When OPM reviews the pay records, would Employee #2 (who has paid LESS into retirement, and the PO has paid less) have the same annuity as Employee # 1? NO.  So, you say, yea, but that was years ago... true, but all of it comes into play.  You will say, I thought it was calculated based on my High-3, that also is true, YOUR H-3 salary... actual salary. So the annuity estimate is not always about your wages, it's just that, an estimate (based on your level and step).  Now, at the end of your career, or close to it, you take a PTR job with 32 hours per week... did you really think that taking a PTR job was not going to affect your money in retirement??  Of course it will, negatively, again because your annuity estimate is based on step and level, and not actual hours.  You may be a Level 6 Step O, or Level 2, Step O, and the annuity estimate reflects the Form 50's...but the wages (thus the deposit into your retirement fund) will be the determining factor of what your retirement will be, after OPM gathers all the wage data from Eagan.  They do look at higher level, another misunderstood faction.  Higher level is reviewed in "blocks of 3 years"!! Not singularly.  If you have higher level for 6 months, 6 years ago, that is not going to count, because the last 3 years (even with that 6 yrs ago higher level) will not be higher than the last 3 years, at least not generally. 
Moving on... if you are retiring on January 31st and your telephone session is at the end of January or in some cases in February... doesn't that tell you something!!  So much for the "sending your retirement 3 months in advance... so how's that working as it related to the early out... NOT.  Like I said in the beginning, this was not going to be pretty. 

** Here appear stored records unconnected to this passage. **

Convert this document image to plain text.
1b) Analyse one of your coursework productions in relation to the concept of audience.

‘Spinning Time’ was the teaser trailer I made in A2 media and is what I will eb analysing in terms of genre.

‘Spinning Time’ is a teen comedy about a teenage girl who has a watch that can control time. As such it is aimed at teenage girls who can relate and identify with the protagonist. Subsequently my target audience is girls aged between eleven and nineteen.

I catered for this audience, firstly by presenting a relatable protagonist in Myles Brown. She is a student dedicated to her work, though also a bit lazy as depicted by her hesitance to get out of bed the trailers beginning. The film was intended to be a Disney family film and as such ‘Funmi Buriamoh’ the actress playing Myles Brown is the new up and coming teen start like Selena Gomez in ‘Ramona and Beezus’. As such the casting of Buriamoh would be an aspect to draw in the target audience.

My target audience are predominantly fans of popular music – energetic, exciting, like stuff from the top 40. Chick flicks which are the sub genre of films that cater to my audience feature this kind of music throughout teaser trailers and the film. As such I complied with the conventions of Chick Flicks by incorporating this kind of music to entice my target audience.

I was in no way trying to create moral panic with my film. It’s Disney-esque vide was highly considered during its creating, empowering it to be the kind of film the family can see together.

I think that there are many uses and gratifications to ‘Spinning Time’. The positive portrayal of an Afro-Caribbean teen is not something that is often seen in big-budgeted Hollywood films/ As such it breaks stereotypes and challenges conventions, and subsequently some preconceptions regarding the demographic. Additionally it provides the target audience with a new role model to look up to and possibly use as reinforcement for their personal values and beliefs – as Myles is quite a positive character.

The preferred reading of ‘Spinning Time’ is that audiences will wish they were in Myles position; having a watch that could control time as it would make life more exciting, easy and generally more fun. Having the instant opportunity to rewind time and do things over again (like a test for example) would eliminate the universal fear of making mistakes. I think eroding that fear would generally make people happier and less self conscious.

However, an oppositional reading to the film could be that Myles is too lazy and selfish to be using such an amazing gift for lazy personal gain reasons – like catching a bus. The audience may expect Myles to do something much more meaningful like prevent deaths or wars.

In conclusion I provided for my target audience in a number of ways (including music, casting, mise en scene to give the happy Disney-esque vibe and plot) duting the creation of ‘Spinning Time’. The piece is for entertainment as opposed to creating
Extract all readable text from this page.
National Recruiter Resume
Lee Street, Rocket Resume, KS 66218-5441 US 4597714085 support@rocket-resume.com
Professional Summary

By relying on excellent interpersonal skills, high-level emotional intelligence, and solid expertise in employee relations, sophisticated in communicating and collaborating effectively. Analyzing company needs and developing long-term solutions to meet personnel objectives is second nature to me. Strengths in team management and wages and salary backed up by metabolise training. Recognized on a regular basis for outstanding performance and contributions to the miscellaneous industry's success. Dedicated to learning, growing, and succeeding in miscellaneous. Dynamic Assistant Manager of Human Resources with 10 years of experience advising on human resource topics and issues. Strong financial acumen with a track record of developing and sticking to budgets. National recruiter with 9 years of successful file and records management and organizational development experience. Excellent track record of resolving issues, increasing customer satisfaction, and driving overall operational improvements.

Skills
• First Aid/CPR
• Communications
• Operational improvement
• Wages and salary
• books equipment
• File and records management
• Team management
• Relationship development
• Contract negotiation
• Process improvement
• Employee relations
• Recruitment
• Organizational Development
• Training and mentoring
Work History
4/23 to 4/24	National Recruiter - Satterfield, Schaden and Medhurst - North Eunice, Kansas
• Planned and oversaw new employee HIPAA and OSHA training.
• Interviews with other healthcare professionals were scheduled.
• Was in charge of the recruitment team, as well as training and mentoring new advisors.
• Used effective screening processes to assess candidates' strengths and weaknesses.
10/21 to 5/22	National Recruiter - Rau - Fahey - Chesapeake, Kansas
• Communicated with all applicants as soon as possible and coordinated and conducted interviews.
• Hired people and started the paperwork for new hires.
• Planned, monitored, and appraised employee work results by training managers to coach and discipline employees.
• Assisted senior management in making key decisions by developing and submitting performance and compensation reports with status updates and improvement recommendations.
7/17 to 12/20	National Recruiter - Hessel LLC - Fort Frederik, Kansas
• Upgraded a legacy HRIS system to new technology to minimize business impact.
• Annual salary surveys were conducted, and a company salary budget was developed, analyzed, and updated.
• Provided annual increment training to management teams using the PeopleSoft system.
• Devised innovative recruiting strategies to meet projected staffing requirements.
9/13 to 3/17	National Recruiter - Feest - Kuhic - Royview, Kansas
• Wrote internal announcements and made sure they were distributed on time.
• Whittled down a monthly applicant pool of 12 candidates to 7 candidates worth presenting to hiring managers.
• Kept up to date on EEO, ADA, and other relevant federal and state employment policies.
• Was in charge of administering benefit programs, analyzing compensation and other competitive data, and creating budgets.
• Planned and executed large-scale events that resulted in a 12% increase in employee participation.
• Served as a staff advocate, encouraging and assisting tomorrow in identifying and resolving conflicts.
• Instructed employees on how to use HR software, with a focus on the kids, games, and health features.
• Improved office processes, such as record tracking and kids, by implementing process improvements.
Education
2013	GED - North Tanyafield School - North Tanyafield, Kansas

I have a few Q&A's for you:

Q 1.  Roseanne, I have been retired for 3 months and I have not received anything from OPM... no money, no letter, nothing. How do I know that I am retired and the paperwork was sent in for me.  Thanks, JL

A 1.  Hi JL,  The first thing is to attempt to go into liteblue, postal ease.  If you are able to access your information, you are still on the rolls.  If you are not, then at least the retirement Form 50 was cut.  But in that case, and you did not say, you should have received your Form 50 Retirement.  If you have that form 50, then you are OFF the rolls, but that is the extent of it so far.  OPM is overwhelmed with retirements right now to the tune of about 24,000.  I imagine its pretty busy up there.  The closer you sent in your retirement to the drop dead date, the longer this process will take for you to begin receiving communication from OPM and of course ultimately retirement money.  Roseanne

Q 2. Hi Roseanne, Thank you for taking the time to care enough about the rest of us still here and write the column, it is a breath of fresh air for many of us.  Sorry about your computer problems and hope you are able to continue writing to us and keeping us informed on retirement.  I do have one question, why is it that we have to call and talk with a retirement counselor over the phone that does not speak to us as individuals, but more as a group?  Many of us in our office talked about how limited the information is that we get on the phone and are as confused or more so after this session.  Carol

A 2. Hi Carol, First you are welcome, just call it a labor of love for my fellow postal employees. As far as the retirement session, this is a money saving venture for the post office.  When you consider that we had 100 districts and each had a Personnel Office, with staffing that was based upon the size of that particular district.  Using my office as an example, I had about 18 employees, and when HRSSC can into existence, we were allocated 2.  Using a round number of 25 as an average (25x100= 2500).  HRSSC began with a based of around 550, for ALL the HR functions.  Those 550 are the replacements for the 2500... simple math.  My opinion is and always has been, if you have worked for the organization long enough to retire, you deserve far more than a talk on the phone with 10 others from different states at the same time.  They didn't listen when I said this, obviously, but my opinion is still the same.  This is way too important to not have face to face interaction with the last biggest financial decision you probably will make in your adult life.  Just my 2 cents on that... but from my emails, there has not been ONE of you that think differently than I on this.